Former Qwest CEO Joe Nacchio has filed his appeal brief seeking to overturn his insider trading conviction and six-year prison sentence. The Rocky Mountain News has posted the brief here (pdf). The main allegations:

  • Insufficient evidence “for a jury to conclude that Nacchio possessed ‘material’ inside information when he made his sales.”
  • Faulty jury instructions on the materiality of forward-looking statements.
  • Improper exclusion of defense expert Daniel Fischel’s testimony about the materiality of the information Nacchio possessed.
  • Refusal of the trial judge to allow Nacchio to present his classified information defense
  • Miscalculation as to Nacchio’s amount of gain which was used to determine his sentence.

The appeal will be heard by the Tenth Circuit Court of Appeals in Denver on December 18. Nacchio’s lawyers also take a shot at Judge Nottingham, asking that if the case is remanded for a new trial, it be assigned to a different judge.

If a new trial is granted, Nacchio respectfully requests this Court to exercise its “inherent power … to reassign this case to a different district judge.” Mitchell v. Maynard, 80 F.3d 1433, 1448 (10th Cir. 1996).
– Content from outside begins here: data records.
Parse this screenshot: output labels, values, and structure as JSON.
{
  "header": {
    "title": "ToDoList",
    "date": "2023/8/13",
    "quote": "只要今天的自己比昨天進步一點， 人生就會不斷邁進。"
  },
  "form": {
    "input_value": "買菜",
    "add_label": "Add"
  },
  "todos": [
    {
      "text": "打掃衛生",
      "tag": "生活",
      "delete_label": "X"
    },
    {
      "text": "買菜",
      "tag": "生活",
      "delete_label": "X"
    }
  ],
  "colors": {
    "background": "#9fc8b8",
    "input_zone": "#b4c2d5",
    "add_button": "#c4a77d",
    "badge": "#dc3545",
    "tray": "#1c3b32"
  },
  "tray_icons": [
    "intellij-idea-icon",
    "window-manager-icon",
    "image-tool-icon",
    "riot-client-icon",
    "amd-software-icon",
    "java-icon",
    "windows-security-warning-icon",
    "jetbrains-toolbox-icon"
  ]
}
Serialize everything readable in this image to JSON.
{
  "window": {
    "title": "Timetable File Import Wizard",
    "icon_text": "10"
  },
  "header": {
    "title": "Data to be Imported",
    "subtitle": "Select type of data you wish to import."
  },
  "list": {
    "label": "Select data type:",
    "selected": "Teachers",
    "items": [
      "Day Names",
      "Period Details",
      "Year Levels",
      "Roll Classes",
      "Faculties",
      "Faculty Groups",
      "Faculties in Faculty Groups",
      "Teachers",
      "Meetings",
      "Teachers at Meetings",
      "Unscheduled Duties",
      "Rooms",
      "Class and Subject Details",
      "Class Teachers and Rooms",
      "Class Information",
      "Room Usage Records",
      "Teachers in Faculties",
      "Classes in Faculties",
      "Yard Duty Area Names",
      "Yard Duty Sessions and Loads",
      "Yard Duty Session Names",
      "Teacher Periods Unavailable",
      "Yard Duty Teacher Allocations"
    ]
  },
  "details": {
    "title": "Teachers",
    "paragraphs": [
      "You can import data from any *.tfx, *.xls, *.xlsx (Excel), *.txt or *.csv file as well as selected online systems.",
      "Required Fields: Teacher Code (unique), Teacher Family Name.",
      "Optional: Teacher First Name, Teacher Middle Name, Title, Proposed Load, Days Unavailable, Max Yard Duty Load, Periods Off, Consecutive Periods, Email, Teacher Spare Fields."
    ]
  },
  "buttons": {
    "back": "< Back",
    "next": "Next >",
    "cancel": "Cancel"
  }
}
Where, like Mitchell, “there would be little unnecessary duplication of effort in having a different judge preside over the new trial,” and the record reflects “expressions of [the judge’s] disapproval toward [the defendant], his attorney[s] and his claims,” e.g., APP-1317, 1324, 1326, 1327, 1329–30, 2393, 2813–14, 3923, 3924, 3927–28, 3928–29, 3973,this Court, without finding that the judge “harbored any personal bias or acted improperly,” can still exercise its power “merely on the conclusion that the interests of justice would be best served by remanding the case with instructions that a different judge be assigned.”